巨漢の青年は見た目に拠らずすごく繊細な心の持ち主で、幾度も傷付きながらもその辛さを乗り越える逞しさも持っていた。
派手な金髪の少年は、ただ自分の生まれ育った街を護りたい為に戦うと言っていた。
無邪気な看護婦見習いの少女は、人のみならず死者さえもその優しさで癒している。
優しさゆえに永く苦しんだ少女は、ようやく深い霧の中から光の下へと足を踏み出した。
魔術を使う不思議な少女は、いざと言う時は何時も自分達の力となってくれた。
優れた武術家である青年は、常にその態度を持って信を得ようとしている。
この街を護る使命を持つと言う青年は、その頑なな心が最近和らいで来ている事に気付いているだろうか。
メキシコ人とのハーフの青年は、悲しい過去を持ちながらも常に笑顔を忘れない。
双子の巫女達は、全く正反対の性格ながらも互いに人一倍の強さと優しさを兼ね備えている。
ずっと辛い思いをして来た異国の少女は、今では彼女の大切な妹である。
1人で新聞部を切り盛りしている少女は、《力》を持たないながらも自分に出来る範囲で彼女達に協力してくれていた。
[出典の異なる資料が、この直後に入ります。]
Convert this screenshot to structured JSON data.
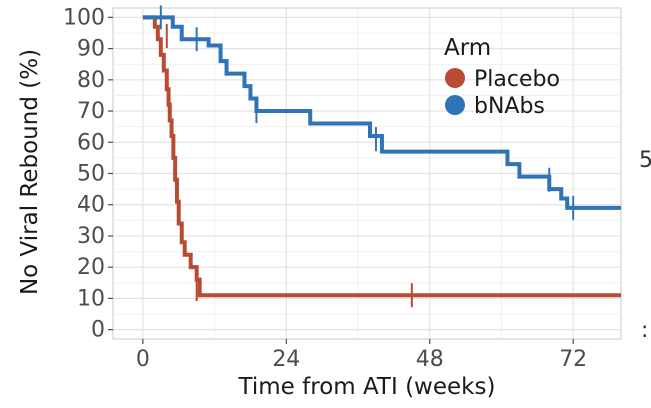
{
  "chart_data": {
    "type": "line",
    "subtype": "kaplan-meier-step",
    "title": "",
    "xlabel": "Time from ATI (weeks)",
    "ylabel": "No Viral Rebound (%)",
    "xlim": [
      -5,
      80
    ],
    "ylim": [
      -3,
      103
    ],
    "xticks": [
      0,
      24,
      48,
      72
    ],
    "yticks": [
      0,
      10,
      20,
      30,
      40,
      50,
      60,
      70,
      80,
      90,
      100
    ],
    "grid": true,
    "legend": {
      "title": "Arm",
      "position": "top-right"
    },
    "series": [
      {
        "name": "Placebo",
        "color": "#b94a34",
        "steps": [
          [
            0,
            100
          ],
          [
            2,
            97
          ],
          [
            2.5,
            93
          ],
          [
            3,
            88
          ],
          [
            3.5,
            83
          ],
          [
            4,
            77
          ],
          [
            4.3,
            72
          ],
          [
            4.5,
            67
          ],
          [
            4.8,
            62
          ],
          [
            5.1,
            55
          ],
          [
            5.4,
            48
          ],
          [
            5.7,
            41
          ],
          [
            6,
            34
          ],
          [
            6.5,
            28
          ],
          [
            7,
            24
          ],
          [
            8,
            20
          ],
          [
            9,
            16
          ],
          [
            9.5,
            11
          ],
          [
            80,
            11
          ]
        ],
        "censored": [
          [
            4,
            94
          ],
          [
            9,
            13
          ],
          [
            45,
            11
          ]
        ]
      },
      {
        "name": "bNAbs",
        "color": "#2f73b8",
        "steps": [
          [
            0,
            100
          ],
          [
            5,
            97
          ],
          [
            6.5,
            93
          ],
          [
            11,
            91
          ],
          [
            13,
            86
          ],
          [
            14,
            82
          ],
          [
            17,
            78
          ],
          [
            18,
            74
          ],
          [
            19,
            70
          ],
          [
            28,
            66
          ],
          [
            38,
            62
          ],
          [
            40,
            57
          ],
          [
            61,
            53
          ],
          [
            63,
            49
          ],
          [
            68,
            45
          ],
          [
            70,
            42
          ],
          [
            71,
            39
          ],
          [
            80,
            39
          ]
        ],
        "censored": [
          [
            3,
            100
          ],
          [
            9,
            93
          ],
          [
            19,
            70
          ],
          [
            39,
            61
          ],
          [
            68,
            48
          ],
          [
            72,
            39
          ]
        ]
      }
    ]
  },
  "edge_marks": [
    "5",
    ":"
  ]
}
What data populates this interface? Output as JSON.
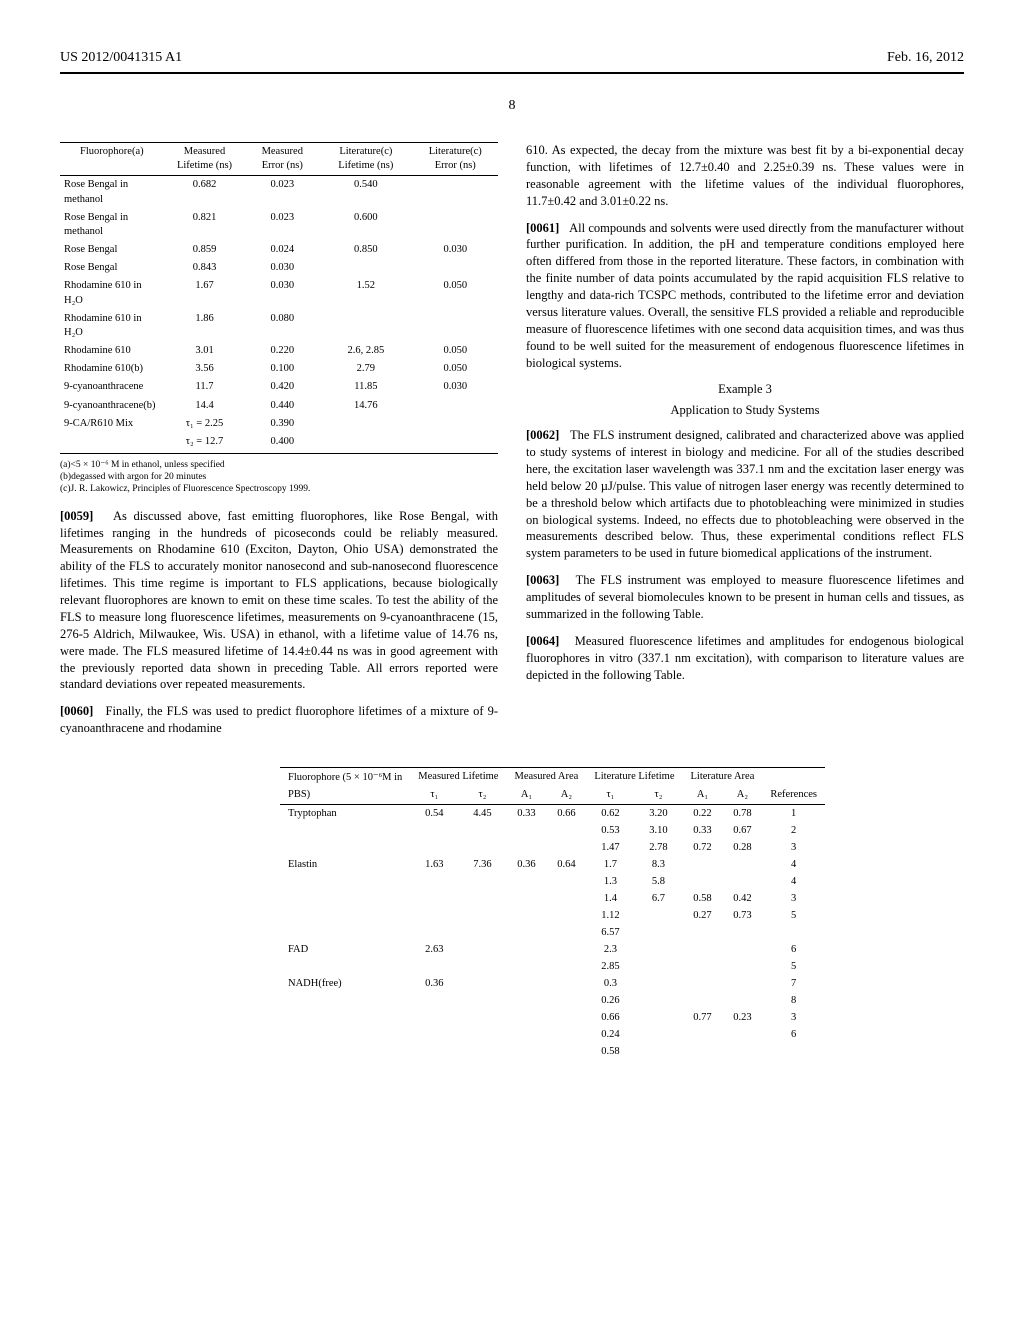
{
  "header": {
    "left": "US 2012/0041315 A1",
    "right": "Feb. 16, 2012"
  },
  "page_number": "8",
  "table1": {
    "columns": [
      "Fluorophore(a)",
      "Measured Lifetime (ns)",
      "Measured Error (ns)",
      "Literature(c) Lifetime (ns)",
      "Literature(c) Error (ns)"
    ],
    "rows": [
      [
        "Rose Bengal in methanol",
        "0.682",
        "0.023",
        "0.540",
        ""
      ],
      [
        "Rose Bengal in methanol",
        "0.821",
        "0.023",
        "0.600",
        ""
      ],
      [
        "Rose Bengal",
        "0.859",
        "0.024",
        "0.850",
        "0.030"
      ],
      [
        "Rose Bengal",
        "0.843",
        "0.030",
        "",
        ""
      ],
      [
        "Rhodamine 610 in H₂O",
        "1.67",
        "0.030",
        "1.52",
        "0.050"
      ],
      [
        "Rhodamine 610 in H₂O",
        "1.86",
        "0.080",
        "",
        ""
      ],
      [
        "Rhodamine 610",
        "3.01",
        "0.220",
        "2.6, 2.85",
        "0.050"
      ],
      [
        "Rhodamine 610(b)",
        "3.56",
        "0.100",
        "2.79",
        "0.050"
      ],
      [
        "9-cyanoanthracene",
        "11.7",
        "0.420",
        "11.85",
        "0.030"
      ],
      [
        "9-cyanoanthracene(b)",
        "14.4",
        "0.440",
        "14.76",
        ""
      ],
      [
        "9-CA/R610 Mix",
        "τ₁ = 2.25",
        "0.390",
        "",
        ""
      ],
      [
        "",
        "τ₂ = 12.7",
        "0.400",
        "",
        ""
      ]
    ],
    "footnotes": [
      "(a)<5 × 10⁻⁶ M in ethanol, unless specified",
      "(b)degassed with argon for 20 minutes",
      "(c)J. R. Lakowicz, Principles of Fluorescence Spectroscopy 1999."
    ]
  },
  "paragraphs": {
    "p59_num": "[0059]",
    "p59": "As discussed above, fast emitting fluorophores, like Rose Bengal, with lifetimes ranging in the hundreds of picoseconds could be reliably measured. Measurements on Rhodamine 610 (Exciton, Dayton, Ohio USA) demonstrated the ability of the FLS to accurately monitor nanosecond and sub-nanosecond fluorescence lifetimes. This time regime is important to FLS applications, because biologically relevant fluorophores are known to emit on these time scales. To test the ability of the FLS to measure long fluorescence lifetimes, measurements on 9-cyanoanthracene (15, 276-5 Aldrich, Milwaukee, Wis. USA) in ethanol, with a lifetime value of 14.76 ns, were made. The FLS measured lifetime of 14.4±0.44 ns was in good agreement with the previously reported data shown in preceding Table. All errors reported were standard deviations over repeated measurements.",
    "p60_num": "[0060]",
    "p60": "Finally, the FLS was used to predict fluorophore lifetimes of a mixture of 9-cyanoanthracene and rhodamine",
    "p60_cont": "610. As expected, the decay from the mixture was best fit by a bi-exponential decay function, with lifetimes of 12.7±0.40 and 2.25±0.39 ns. These values were in reasonable agreement with the lifetime values of the individual fluorophores, 11.7±0.42 and 3.01±0.22 ns.",
    "p61_num": "[0061]",
    "p61": "All compounds and solvents were used directly from the manufacturer without further purification. In addition, the pH and temperature conditions employed here often differed from those in the reported literature. These factors, in combination with the finite number of data points accumulated by the rapid acquisition FLS relative to lengthy and data-rich TCSPC methods, contributed to the lifetime error and deviation versus literature values. Overall, the sensitive FLS provided a reliable and reproducible measure of fluorescence lifetimes with one second data acquisition times, and was thus found to be well suited for the measurement of endogenous fluorescence lifetimes in biological systems.",
    "ex3_title": "Example 3",
    "ex3_sub": "Application to Study Systems",
    "p62_num": "[0062]",
    "p62": "The FLS instrument designed, calibrated and characterized above was applied to study systems of interest in biology and medicine. For all of the studies described here, the excitation laser wavelength was 337.1 nm and the excitation laser energy was held below 20 µJ/pulse. This value of nitrogen laser energy was recently determined to be a threshold below which artifacts due to photobleaching were minimized in studies on biological systems. Indeed, no effects due to photobleaching were observed in the measurements described below. Thus, these experimental conditions reflect FLS system parameters to be used in future biomedical applications of the instrument.",
    "p63_num": "[0063]",
    "p63": "The FLS instrument was employed to measure fluorescence lifetimes and amplitudes of several biomolecules known to be present in human cells and tissues, as summarized in the following Table.",
    "p64_num": "[0064]",
    "p64": "Measured fluorescence lifetimes and amplitudes for endogenous biological fluorophores in vitro (337.1 nm excitation), with comparison to literature values are depicted in the following Table."
  },
  "table2": {
    "head1": [
      "Fluorophore (5 × 10⁻⁶M in",
      "Measured Lifetime",
      "Measured Area",
      "Literature Lifetime",
      "Literature Area",
      ""
    ],
    "head2": [
      "PBS)",
      "τ₁",
      "τ₂",
      "A₁",
      "A₂",
      "τ₁",
      "τ₂",
      "A₁",
      "A₂",
      "References"
    ],
    "rows": [
      [
        "Tryptophan",
        "0.54",
        "4.45",
        "0.33",
        "0.66",
        "0.62",
        "3.20",
        "0.22",
        "0.78",
        "1"
      ],
      [
        "",
        "",
        "",
        "",
        "",
        "0.53",
        "3.10",
        "0.33",
        "0.67",
        "2"
      ],
      [
        "",
        "",
        "",
        "",
        "",
        "1.47",
        "2.78",
        "0.72",
        "0.28",
        "3"
      ],
      [
        "Elastin",
        "1.63",
        "7.36",
        "0.36",
        "0.64",
        "1.7",
        "8.3",
        "",
        "",
        "4"
      ],
      [
        "",
        "",
        "",
        "",
        "",
        "1.3",
        "5.8",
        "",
        "",
        "4"
      ],
      [
        "",
        "",
        "",
        "",
        "",
        "1.4",
        "6.7",
        "0.58",
        "0.42",
        "3"
      ],
      [
        "",
        "",
        "",
        "",
        "",
        "1.12",
        "",
        "0.27",
        "0.73",
        "5"
      ],
      [
        "",
        "",
        "",
        "",
        "",
        "6.57",
        "",
        "",
        "",
        ""
      ],
      [
        "FAD",
        "2.63",
        "",
        "",
        "",
        "2.3",
        "",
        "",
        "",
        "6"
      ],
      [
        "",
        "",
        "",
        "",
        "",
        "2.85",
        "",
        "",
        "",
        "5"
      ],
      [
        "NADH(free)",
        "0.36",
        "",
        "",
        "",
        "0.3",
        "",
        "",
        "",
        "7"
      ],
      [
        "",
        "",
        "",
        "",
        "",
        "0.26",
        "",
        "",
        "",
        "8"
      ],
      [
        "",
        "",
        "",
        "",
        "",
        "0.66",
        "",
        "0.77",
        "0.23",
        "3"
      ],
      [
        "",
        "",
        "",
        "",
        "",
        "0.24",
        "",
        "",
        "",
        "6"
      ],
      [
        "",
        "",
        "",
        "",
        "",
        "0.58",
        "",
        "",
        "",
        ""
      ]
    ]
  }
}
美貌の担任教諭は、何時も自分達の身を案じてくれていた。その優しさと温もりを忘れたことなどない。
無愛想な生物教師は、無関心を装いながらも、常に生徒達の事を気に掛けている事が分かる。
美しいジャーナリスト、彼女が持つ情報がどれだけ彼女達を助けてくれたであろうか。
そして――その思いは何時しか1人の青年の事を思い描いていた。誰よりも強く、誰よりも優しく、常に自分を支え続けてくれた彼。知り合って僅か半年余りの彼に対する自分の想いに気付かぬほど彼女は鈍くなかった。
誰もが決して失いたくない大切な仲間。愛する人達。
自分が九角の元へ行って安全になったからと、喜ぶ仲間は1人もいないだろう。むしろ皆怒るに違いない。ましてや九角達が約束を守るとも限らないのだ。
(でも…それでも、これ以上みんなが傷付く事が無くなるというのなら――)
しかし、そうとは考えてもこのまま仲間達と過ごしたい、そう考える自分がいる。それは彼女のエゴなのか、それとも――
翌朝、親友の少女が登校前の見舞いに訪れた。一見普段と同じに見えるその様子に、実は心から自分の事を心配している様子が見て取れる。
(だって、一番大切な親友だもの)
そう考えた時、彼女は決意した。表面上は何時もと変わらぬままで。
例え皆から怒りを買ったとしても、例え皆に2度と再び逢う事が叶わぬとしても、彼等が傷付くよりずっと良いに決まっている。
そう、思った。
やがて正午になり、昨夜の鬼が姿を現わす。
「美里の姫君よ、返答はいかに」
低い声で問う鬼に、彼女はしっかりした声で答えた。